- The Washington Times - Thursday, December 25, 2014

Last week’s police shootings in New York City have rather predictably set off an epidemic of finger-pointing. In the 1990s, when Timothy McVey blew up the Alfred P. Murrah Federal Building in Oklahoma City, President Clinton hinted not very subtly that the real fault lay with the “militia” movement. Later, politicians and some pundits blamed Sarah Palin, of all people, for the shooting of Rep.
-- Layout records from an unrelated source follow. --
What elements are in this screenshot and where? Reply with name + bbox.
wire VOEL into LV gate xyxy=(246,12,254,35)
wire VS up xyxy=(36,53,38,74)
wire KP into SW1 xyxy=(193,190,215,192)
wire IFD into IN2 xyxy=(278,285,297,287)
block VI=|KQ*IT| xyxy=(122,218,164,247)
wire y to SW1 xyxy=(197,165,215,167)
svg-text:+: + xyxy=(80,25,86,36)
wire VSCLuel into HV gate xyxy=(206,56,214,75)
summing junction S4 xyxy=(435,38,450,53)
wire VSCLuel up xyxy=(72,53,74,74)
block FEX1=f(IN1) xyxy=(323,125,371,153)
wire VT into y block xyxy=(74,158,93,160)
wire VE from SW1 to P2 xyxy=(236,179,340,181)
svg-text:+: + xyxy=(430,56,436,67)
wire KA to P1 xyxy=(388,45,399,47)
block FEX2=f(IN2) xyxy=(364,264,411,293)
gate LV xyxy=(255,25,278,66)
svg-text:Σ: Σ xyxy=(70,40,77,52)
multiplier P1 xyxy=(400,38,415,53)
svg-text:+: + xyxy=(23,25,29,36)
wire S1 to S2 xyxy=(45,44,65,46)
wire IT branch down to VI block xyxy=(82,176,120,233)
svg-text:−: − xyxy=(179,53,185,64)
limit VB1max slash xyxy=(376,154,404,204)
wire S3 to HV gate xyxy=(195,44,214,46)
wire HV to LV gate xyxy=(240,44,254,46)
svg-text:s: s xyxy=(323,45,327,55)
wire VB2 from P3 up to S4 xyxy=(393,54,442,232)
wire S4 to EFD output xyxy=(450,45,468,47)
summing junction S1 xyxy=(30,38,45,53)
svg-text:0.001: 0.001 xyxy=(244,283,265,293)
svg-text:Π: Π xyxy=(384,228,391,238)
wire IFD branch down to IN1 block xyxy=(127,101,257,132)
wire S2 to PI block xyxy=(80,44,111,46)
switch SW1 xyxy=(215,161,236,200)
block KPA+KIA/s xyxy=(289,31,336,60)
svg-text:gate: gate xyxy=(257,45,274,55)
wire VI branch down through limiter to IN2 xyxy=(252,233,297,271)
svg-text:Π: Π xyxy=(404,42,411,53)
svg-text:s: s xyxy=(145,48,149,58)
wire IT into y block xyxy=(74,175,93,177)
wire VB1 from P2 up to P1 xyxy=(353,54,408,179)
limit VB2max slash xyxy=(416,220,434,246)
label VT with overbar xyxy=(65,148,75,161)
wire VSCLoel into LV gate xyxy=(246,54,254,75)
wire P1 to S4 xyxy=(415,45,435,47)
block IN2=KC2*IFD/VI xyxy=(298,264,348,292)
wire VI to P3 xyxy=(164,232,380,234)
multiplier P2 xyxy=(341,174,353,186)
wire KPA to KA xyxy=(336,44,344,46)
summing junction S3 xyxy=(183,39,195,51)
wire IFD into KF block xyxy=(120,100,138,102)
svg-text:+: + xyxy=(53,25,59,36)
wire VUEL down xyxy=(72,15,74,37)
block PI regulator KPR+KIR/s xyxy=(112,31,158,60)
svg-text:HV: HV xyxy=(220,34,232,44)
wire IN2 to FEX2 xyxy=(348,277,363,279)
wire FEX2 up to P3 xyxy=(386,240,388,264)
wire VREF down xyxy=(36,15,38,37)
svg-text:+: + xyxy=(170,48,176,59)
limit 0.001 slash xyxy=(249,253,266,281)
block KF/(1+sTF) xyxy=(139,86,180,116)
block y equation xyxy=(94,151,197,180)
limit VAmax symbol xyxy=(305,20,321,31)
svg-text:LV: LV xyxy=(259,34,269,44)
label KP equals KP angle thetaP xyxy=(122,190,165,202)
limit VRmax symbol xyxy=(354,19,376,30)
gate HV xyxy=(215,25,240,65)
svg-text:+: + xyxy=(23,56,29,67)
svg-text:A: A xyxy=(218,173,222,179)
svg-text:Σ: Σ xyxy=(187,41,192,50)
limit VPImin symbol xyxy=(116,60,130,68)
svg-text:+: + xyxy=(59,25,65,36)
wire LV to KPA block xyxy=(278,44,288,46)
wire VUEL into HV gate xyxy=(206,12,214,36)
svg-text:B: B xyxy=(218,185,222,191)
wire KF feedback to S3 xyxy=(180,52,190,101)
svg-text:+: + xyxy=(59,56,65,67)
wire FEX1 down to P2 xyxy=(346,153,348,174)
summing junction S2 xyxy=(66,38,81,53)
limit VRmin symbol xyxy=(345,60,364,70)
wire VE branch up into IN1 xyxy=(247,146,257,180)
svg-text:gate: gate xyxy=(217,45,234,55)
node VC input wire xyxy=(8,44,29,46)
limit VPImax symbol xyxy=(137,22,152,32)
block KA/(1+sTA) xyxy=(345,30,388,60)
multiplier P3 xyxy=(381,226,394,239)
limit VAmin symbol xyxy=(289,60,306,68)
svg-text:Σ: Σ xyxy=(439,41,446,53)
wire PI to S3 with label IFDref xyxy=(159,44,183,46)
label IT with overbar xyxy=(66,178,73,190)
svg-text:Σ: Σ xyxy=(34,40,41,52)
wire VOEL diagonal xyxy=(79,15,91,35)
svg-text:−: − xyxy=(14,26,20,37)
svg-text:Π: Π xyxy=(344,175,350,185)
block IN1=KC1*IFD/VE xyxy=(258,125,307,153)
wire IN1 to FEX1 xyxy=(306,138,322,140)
Gaby Giffords of Arizona, and when an emotionally disturbed Adam Lanza killed his mother, stole her guns and wreaked havoc in Newtown, Connecticut, two years ago, a chorus of finger-pointers blamed not Lanza, but the National Rifle Association and the manufacturer of the guns he used.

Today, police and more than a few politicians are pointing at New York City Mayor Bill de Blasio, the Rev. Al Sharpton and even President Obama as responsible for the execution-style killings of New York Police Department Officers Wenjian Liu and Rafael Ramos. Finger-pointers who seem incapable of blaming the perpetrators themselves blame the trio instead for creating “an atmosphere” that leads perpetrators to build bombs, acquire guns and seek out victims.

Some of it may be more justified than those who, say, pointed at Sarah Palin as responsible for the Giffords shooting. There is little doubt that Mr. Sharpton encouraged hatred of the police not just in Ferguson, Missouri, but also in New York, or that the president and that city’s mayor sympathize with those blaming the police for all the problems plaguing our nation’s minority communities. Still, it is both a stretch and dangerous to blame their rhetoric — irresponsible though it may have been — for the actions of a McVey or the New York City shooter.

At least one U.S. Supreme Court justice has suggested that we should consider restricting speech likely to enrage people who are prone to violence. When Muslims around the world reacted violently to a threat here to burn the Koran, Justice Stephen G. Breyer suggested in 2010 that this could be viewed as the modern equivalent of “crying ’fire’ in a crowded theater,” the sort of speech that the Supreme Court has for decades held to be exempt from First Amendment protection. One assumes that Justice Breyer wouldn’t so classify burning or threatening to burn a Bible because this has happened around the globe without violence by Christians. Nor did his fellow progressives see anything wrong with a movie based on the fictional assassination of President George W. Bush, although a satirical production depicting the equally fictional killing of North Korea’s crazed dictator strikes many as too provocative.

Such reasoning puts us on a slippery slope a free nation cannot afford. The anti-police tone of the Ferguson protests and riots were detestable, and it is even possible that the potentially dangerous paranoid Ismaaiyl Brinsley acted because he agreed with them. But that doesn’t make the demonstrators or Mr. Sharpton and his friend in the White House responsible for what Brinsley did, at least not in any direct sense. The legal distinction between speech and “a call to action” or “incitement” is important, and confusing the two can lead to restrictions on protected speech. Those in the crowd who chanted their desire for “dead cops” came close to crossing the line and can be said to have at least some moral responsibility for encouraging attacks on the officers, but even they don’t bear legal responsibility for Brinsley’s act.

Still, Brinsley was a walking time bomb and they may well have set him off. The man was neither an agitator nor a traditional criminal, though he certainly had a rap sheet. Like Adam Lanza, some who knew him realized he was suffering from severe mental problems. Brinsley’s mother had reported him, and he had been institutionalized at one point but released onto the streets without any mandated follow-up treatment.

Like many suffering from severe mental illness, he had also been arrested and jailed. It is estimated that 10 percent of all U.S. homicides, including dozens of killings of law enforcement officers, are committed by Brinsleys who find themselves on the street without continued treatment while another 5,000 or so commit suicide each year. They wander our streets to be set off by demonstrators, rumors or even voices the rest of us don’t hear.

This country’s mental health system is broken, and that is something for which our politicians can be blamed. In a nation that devoted resources and efforts to identifying and treating the mentally ill, Lanzas and Brinsleys would receive treatment and be kept away from those they are likely to harm.

David A. Keene is opinion editor of The Washington Times.